The problem is that there are only six (of Bengal's 42) Lok Sabha seats in the north. Not much joy there for the Congress.
It seems Ambani wanted to suss out the Left's view of the new US administration before the discussions with Obama. Ambani and Karat spent 40 minutes exchanging notes on the international economic, political and strategic order. The industrial leader was particularly keen on knowing the Left's opinion of Obama and its expectations of America's first black president.
It must have come as a pleasant surprise to Ambani that Karat was pretty open-minded and positive about Obama, even as he put in caveats about the new president's ability to make a paradigm shift in US policies. The CPI(M) leader conceded that Obama may have some impact at an individual level and saw the US decision to pull out of Iraq as a positive step. Ambani flew to Washington with plenty of food for thought and a 360 degree take for Obama on Indo-US relations under the next dispensation, whether it's Left, Right or Centre.
The Ambani-Karat meeting naturally created a flutter. Was it a pointer to the direction in which the political winds are blowing? The last and only other time the two met was when the Left was the power behind the UPA throne. After the Marxists withdrew support to the Manmohan Singh government, they fell off the map as far as most opinion leaders were concerned. But with elections approaching and Karat doggedly stitching together a non-BJP, non-Congress front, those same opinion makers want to keep their options open. Much is being read into the fact that Ambani chose to also carry a Left view with him to Washington, besides the Congress and BJP perspectives with which he was already familiar.
The one circle in which the Ambani-Karat pow wow caused anxiety was the Samajwadi Party. It becomes such a high stakes game when corporate interests intertwine with politics. Amar Singh, who describes himself as Anil Ambani's brother, telephoned Karat to seek a meeting, despite having been snubbed once already by the CPI(M) leader. Karat was quite curt. Your behaviour is too whimsical, he is reported to have told Amar Singh. Make up your mind whether you are with the Congress or against it. The SP leader apparently confided that relations were at breaking point. Well, hold a press conference and announce it, Karat is believed to have shot back.

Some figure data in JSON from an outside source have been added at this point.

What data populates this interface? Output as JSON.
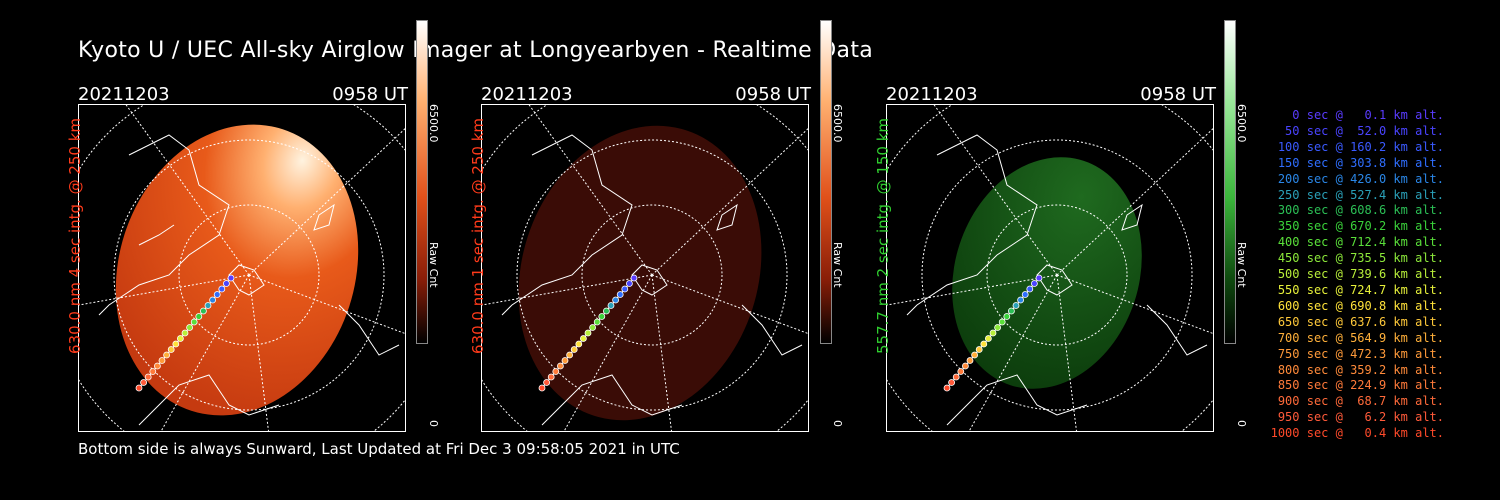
{
  "title": "Kyoto U / UEC All-sky Airglow Imager at Longyearbyen - Realtime Data",
  "footer": "Bottom side is always Sunward, Last Updated at Fri Dec  3 09:58:05 2021 in UTC",
  "panels": [
    {
      "date": "20211203",
      "time": "0958 UT",
      "label": "630.0 nm 4 sec intg. @ 250 km",
      "label_color": "#ff3a1a",
      "cb_max": "6500.0",
      "cb_min": "0",
      "cb_unit": "Raw Cnt"
    },
    {
      "date": "20211203",
      "time": "0958 UT",
      "label": "630.0 nm 1 sec intg. @ 250 km",
      "label_color": "#ff3a1a",
      "cb_max": "6500.0",
      "cb_min": "0",
      "cb_unit": "Raw Cnt"
    },
    {
      "date": "20211203",
      "time": "0958 UT",
      "label": "557.7 nm 2 sec intg. @ 150 km",
      "label_color": "#2fcf2f",
      "cb_max": "6500.0",
      "cb_min": "0",
      "cb_unit": "Raw Cnt"
    }
  ],
  "legend": [
    {
      "text": "0 sec @   0.1 km alt.",
      "color": "#5a3cff"
    },
    {
      "text": "50 sec @  52.0 km alt.",
      "color": "#4a44ff"
    },
    {
      "text": "100 sec @ 160.2 km alt.",
      "color": "#3a5aff"
    },
    {
      "text": "150 sec @ 303.8 km alt.",
      "color": "#2f6eff"
    },
    {
      "text": "200 sec @ 426.0 km alt.",
      "color": "#2a86e6"
    },
    {
      "text": "250 sec @ 527.4 km alt.",
      "color": "#2aa0b8"
    },
    {
      "text": "300 sec @ 608.6 km alt.",
      "color": "#2bbf55"
    },
    {
      "text": "350 sec @ 670.2 km alt.",
      "color": "#3ad23a"
    },
    {
      "text": "400 sec @ 712.4 km alt.",
      "color": "#5ae03a"
    },
    {
      "text": "450 sec @ 735.5 km alt.",
      "color": "#8ce83a"
    },
    {
      "text": "500 sec @ 739.6 km alt.",
      "color": "#b8ef3a"
    },
    {
      "text": "550 sec @ 724.7 km alt.",
      "color": "#e6f03a"
    },
    {
      "text": "600 sec @ 690.8 km alt.",
      "color": "#ffe23a"
    },
    {
      "text": "650 sec @ 637.6 km alt.",
      "color": "#ffc93a"
    },
    {
      "text": "700 sec @ 564.9 km alt.",
      "color": "#ffb03a"
    },
    {
      "text": "750 sec @ 472.3 km alt.",
      "color": "#ff9a3a"
    },
    {
      "text": "800 sec @ 359.2 km alt.",
      "color": "#ff8a3a"
    },
    {
      "text": "850 sec @ 224.9 km alt.",
      "color": "#ff7a3a"
    },
    {
      "text": "900 sec @  68.7 km alt.",
      "color": "#ff6a3a"
    },
    {
      "text": "950 sec @   6.2 km alt.",
      "color": "#ff5a3a"
    },
    {
      "text": "1000 sec @   0.4 km alt.",
      "color": "#ff4a2a"
    }
  ]
}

Then we can consider meeting. They say Amar Singh is a worried man, uncertain and unsure about the significance of Mukesh Ambani's unexpected decision to seek out Karat. Was it really connected to his Washington trip? Or was he carrying a message from the Congress to the Left for a post-poll understanding? The SP's worst nightmare is to be out in the cold again like it was in 2004 when the Congress imperiously rejected its offer of support. Ah! The vagaries of an Indian summer election!
TAILPIECE
Amar Singh is not the only confused politician who blows hot one day and cold the next. The Congress is doing the same with Mamata Banerjee in West Bengal. After dashing Banerjee's hopes for a Congress-Trinamool electoral pact by putting Left-friendly Pranab
Mukherjee in charge of the party's Bengal unit, Sonia Gandhi has dispatched Mukherjee and Mohsina Kidwai to Kolkata for another round of alliance talks. But Banerjee seems to have taken lessons in the art of negotiating from her new friend Amar Singh. She's told the Congress to stick to north Bengal and leave south Bengal to her.
The problem is that there are only six (of Bengal's 42) Lok Sabha seats in the north. Not much joy there for the Congress.